We calculated both weighted and unweighted κ statistics with 95% confidence intervals using the linear agreement method to describe the overall and individual research pathologist comparisons for interobserver agreement.25 The weighted κ statistic was included because it is more sensitive to discrepancies greater than one classification.25,26 A κ of more than 0.75 represents excellent agreement, a κ between 0.40 and 0.75 represents moderate agreement, and a κ less than 0.40 is poor agreement. We used the McNemar test to determine if one pathologist was more likely to render a particular diagnosis compared with the others. To assess the effect of combining categories into dichotomous options on interrater agreement, the initially calculated κ statistics were compared with κ statistics based on a dichotomous classification using the bootstrap procedure.27 Significance was set at P=.05. This analysis was based on squamous interpretations only because of the expected low frequency of glandular atypia or neoplasia on ECC specimens.

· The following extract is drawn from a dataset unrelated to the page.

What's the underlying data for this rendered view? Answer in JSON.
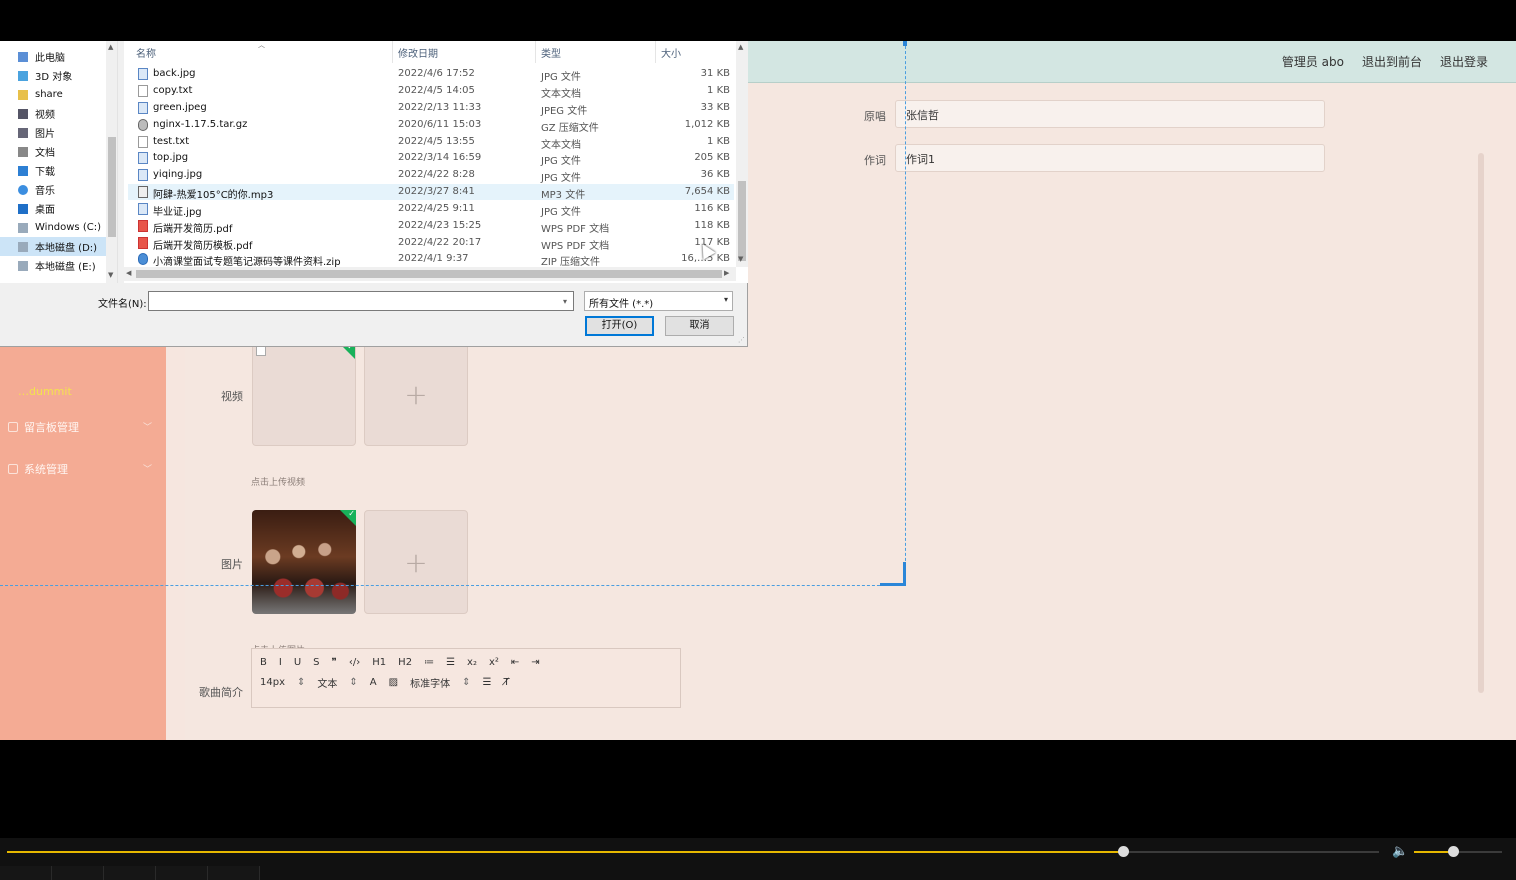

For cases interpreted as glandular atypia or neoplasia by the research pathologists, only descriptive statistics are reported. Statistical analysis was performed using SPSS for Windows 16.0.1); for the bootstrap procedure, SAS was used.

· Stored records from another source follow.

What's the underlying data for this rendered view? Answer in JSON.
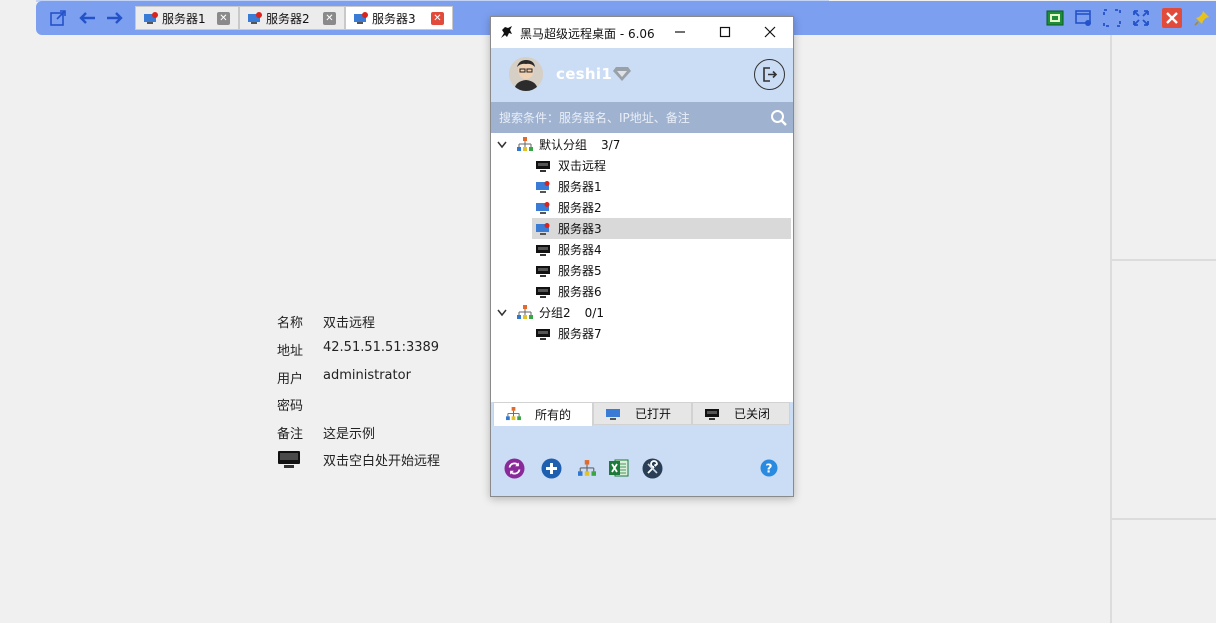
{
  "tabs": [
    {
      "label": "服务器1",
      "active": false
    },
    {
      "label": "服务器2",
      "active": false
    },
    {
      "label": "服务器3",
      "active": true
    }
  ],
  "info": {
    "rows": [
      {
        "key": "名称",
        "value": "双击远程"
      },
      {
        "key": "地址",
        "value": "42.51.51.51:3389"
      },
      {
        "key": "用户",
        "value": "administrator"
      },
      {
        "key": "密码",
        "value": ""
      },
      {
        "key": "备注",
        "value": "这是示例"
      }
    ],
    "hint": "双击空白处开始远程"
  },
  "window": {
    "title": "黑马超级远程桌面 - 6.06",
    "username": "ceshi1",
    "search_placeholder": "搜索条件：服务器名、IP地址、备注",
    "groups": [
      {
        "name": "默认分组",
        "count": "3/7",
        "items": [
          {
            "label": "双击远程",
            "status": "offline"
          },
          {
            "label": "服务器1",
            "status": "open"
          },
          {
            "label": "服务器2",
            "status": "open"
          },
          {
            "label": "服务器3",
            "status": "open",
            "selected": true
          },
          {
            "label": "服务器4",
            "status": "offline"
          },
          {
            "label": "服务器5",
            "status": "offline"
          },
          {
            "label": "服务器6",
            "status": "offline"
          }
        ]
      },
      {
        "name": "分组2",
        "count": "0/1",
        "items": [
          {
            "label": "服务器7",
            "status": "offline"
          }
        ]
      }
    ],
    "bottom_tabs": [
      "所有的",
      "已打开",
      "已关闭"
    ],
    "toolbar_icons": [
      "refresh-icon",
      "add-icon",
      "group-icon",
      "excel-icon",
      "settings-icon",
      "help-icon"
    ]
  },
  "colors": {
    "toolbar_bg": "#7c9ff0",
    "panel_bg": "#cbdcf5",
    "search_bg": "#9fb3d1",
    "close_active": "#e14b3b"
  }
}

We calculated the sample size corresponding to a two-category, two-rater kappa statistic and adjusted the total sample size to allow for a third diagnostic category. Assuming equal numbers in each diagnostic category, a large sample test (with a 5% two-sided significance level) of the null hypothesis that intraclass κ is 0 will have an 80% power to detect an alternative κ of 0.40 when the number of slides to be evaluated is 50 (25 in each category). Our target of 30 slides in each of the three categories, for a total sample size of 90, therefore is sufficient to detect values of κ in the moderate range and higher.

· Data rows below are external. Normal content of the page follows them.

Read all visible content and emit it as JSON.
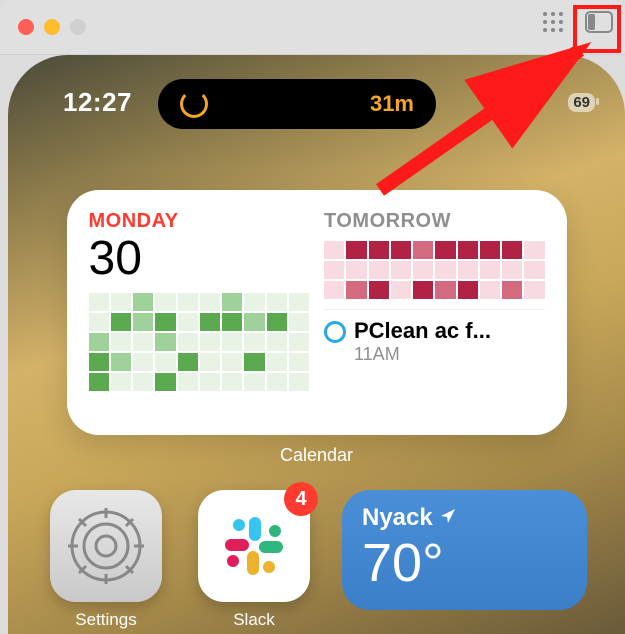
{
  "window": {
    "traffic": {
      "close": "#ff5f57",
      "minimize": "#febc2e",
      "maximize": "#d0d0d0"
    }
  },
  "statusbar": {
    "time": "12:27",
    "island_text": "31m",
    "battery": "69"
  },
  "calendar_widget": {
    "label": "Calendar",
    "today": {
      "label": "MONDAY",
      "date": "30"
    },
    "tomorrow": {
      "label": "TOMORROW",
      "event": {
        "title": "PClean ac f...",
        "time": "11AM"
      }
    }
  },
  "apps": {
    "settings": {
      "label": "Settings"
    },
    "slack": {
      "label": "Slack",
      "badge": "4"
    }
  },
  "weather": {
    "location": "Nyack",
    "temp": "70°"
  }
}
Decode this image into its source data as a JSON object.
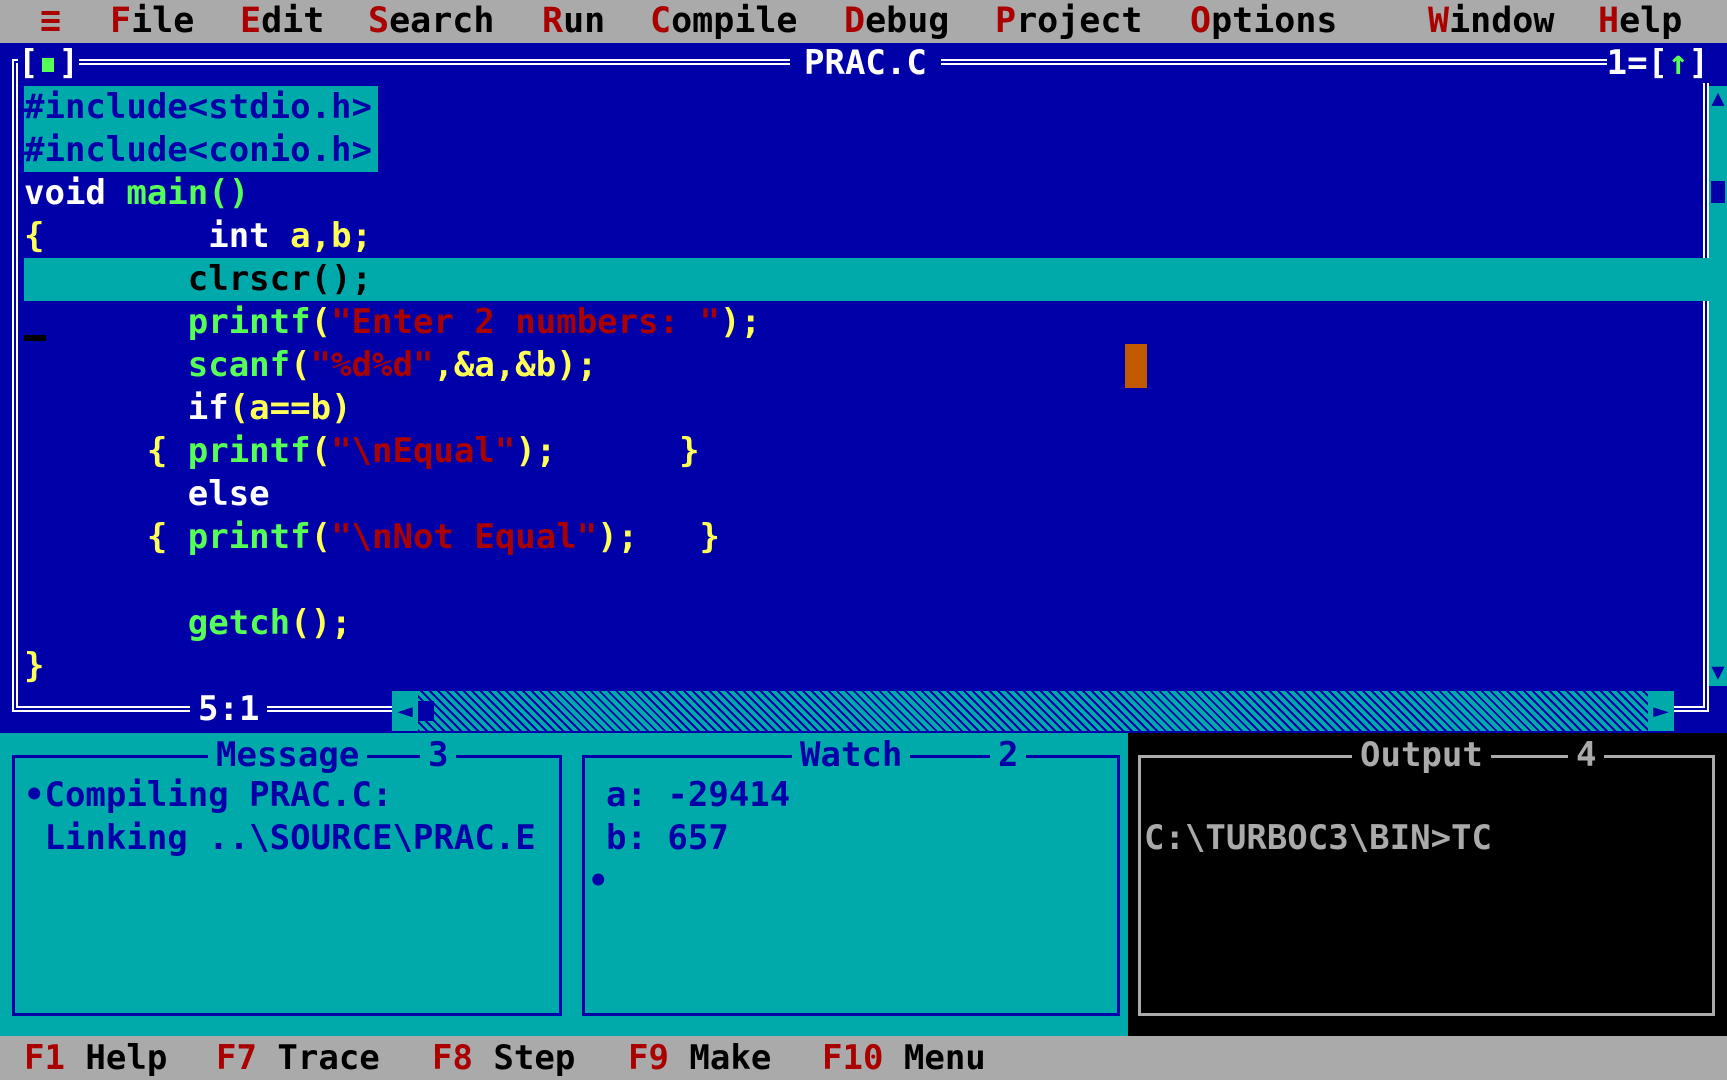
{
  "menubar": {
    "system_icon": "≡",
    "items": [
      {
        "hot": "F",
        "rest": "ile"
      },
      {
        "hot": "E",
        "rest": "dit"
      },
      {
        "hot": "S",
        "rest": "earch"
      },
      {
        "hot": "R",
        "rest": "un"
      },
      {
        "hot": "C",
        "rest": "ompile"
      },
      {
        "hot": "D",
        "rest": "ebug"
      },
      {
        "hot": "P",
        "rest": "roject"
      },
      {
        "hot": "O",
        "rest": "ptions"
      },
      {
        "hot": "W",
        "rest": "indow"
      },
      {
        "hot": "H",
        "rest": "elp"
      }
    ]
  },
  "editor": {
    "title": "PRAC.C",
    "window_number": "1",
    "close_left": "[",
    "close_right": "]",
    "zoom_prefix": "1=[",
    "zoom_arrow": "↑",
    "zoom_suffix": "]",
    "cursor_position": "5:1",
    "lines": {
      "l1": "#include<stdio.h>",
      "l2": "#include<conio.h>",
      "l3_kw": "void",
      "l3_id": " main()",
      "l4_brace": "{",
      "l4_kw": "        int",
      "l4_rest": " a,b;",
      "l5": "        clrscr();",
      "l6_fn": "        printf",
      "l6_open": "(",
      "l6_str": "\"Enter 2 numbers: \"",
      "l6_close": ");",
      "l7_fn": "        scanf",
      "l7_open": "(",
      "l7_str": "\"%d%d\"",
      "l7_close": ",&a,&b);",
      "l8_kw": "        if",
      "l8_rest": "(a==b)",
      "l9_brace": "      {",
      "l9_fn": " printf",
      "l9_open": "(",
      "l9_str": "\"\\nEqual\"",
      "l9_close": ");",
      "l9_end": "      }",
      "l10": "        else",
      "l11_brace": "      {",
      "l11_fn": " printf",
      "l11_open": "(",
      "l11_str": "\"\\nNot Equal\"",
      "l11_close": ");",
      "l11_end": "   }",
      "l12": "",
      "l13_fn": "        getch",
      "l13_rest": "();",
      "l14": "}"
    }
  },
  "message": {
    "title": "Message",
    "number": "3",
    "lines": [
      "•Compiling PRAC.C:",
      " Linking ..\\SOURCE\\PRAC.E"
    ]
  },
  "watch": {
    "title": "Watch",
    "number": "2",
    "lines": [
      "a: -29414",
      "b: 657",
      "•"
    ]
  },
  "output": {
    "title": "Output",
    "number": "4",
    "lines": [
      "C:\\TURBOC3\\BIN>TC"
    ]
  },
  "fbar": [
    {
      "key": "F1",
      "label": " Help"
    },
    {
      "key": "F7",
      "label": " Trace"
    },
    {
      "key": "F8",
      "label": " Step"
    },
    {
      "key": "F9",
      "label": " Make"
    },
    {
      "key": "F10",
      "label": " Menu"
    }
  ],
  "colors": {
    "background": "#0000a8",
    "menubar": "#aaaaaa",
    "hotkey": "#aa0000",
    "panel": "#00aaaa",
    "keyword": "#ffffff",
    "identifier": "#55ff55",
    "symbol": "#ffff55",
    "string": "#aa0000"
  }
}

Back to Top | Article Outline


A total of 90 cases were included in the study. Although we designed the study to select cases evenly from the three categories as described, there were proportionally more high-grade cases identified for which slides were available. Our database search did not identify any cases originally interpreted as glandular atypia or neoplasia or inadequate for interpretation; however, research pathologists were still allowed to assign these interpretations.

The overall frequencies of the diagnostic interpretations, including the gynecologic pathologist consensus diagnoses, are provided in Table 1. There were 11 cases for which at least one of the gynecologic pathologists interpreted the specimen as either glandular neoplasia (including adenocarcinoma in situ) or inadequate for interpretation. For the individual gynecologic pathologists, specimens considered inadequate or unsatisfactory ranged from one case to six cases, and those considered glandular atypia or neoplasia ranged from two to four cases. Only two cases were interpreted as glandular atypia or neoplasia, and one was considered inadequate by gynecologic pathologist consensus. All three gynecologic pathologists differed in their interpretation of three specimens; these cases were excluded from the consensus diagnosis comparisons.

The κ values for the individual diagnostic categories as well as the overall κ values for all pathologists are depicted in Table 2. As shown, the overall κ values are 0.48 (glandular neoplasia and inadequate cases included) and 0.52 (glandular neoplasia and inadequate cases excluded), consistent with moderate agreement. There was greater agreement between individual pathologists for specimens considered normal or high-grade dysplasia; however, agreement for low-grade interpretations was less. Agreement was poor for both glandular neoplasia and inadequate cases. Because the differences were minimal between the κ values in which glandular neoplasia and inadequate cases were included or excluded, and because the agreement was poor when these cases were considered, glandular neoplasia and inadequate cases were excluded for subsequent analyses regarding pathologist agreement.

Table 3 demonstrates individual pathologist comparisons for agreement on the ECC specimens for all diagnostic categories; normal, low-grade dysplasia, and high-grade dysplasia were considered separately for these analyses. Specimens with an interpretation of glandular atypia or neoplasia and inadequate were excluded. The κ values range from poor (0.31 unweighted, 0.36 weighted) to excellent (0.80 weighted), with most κ values in the moderate range.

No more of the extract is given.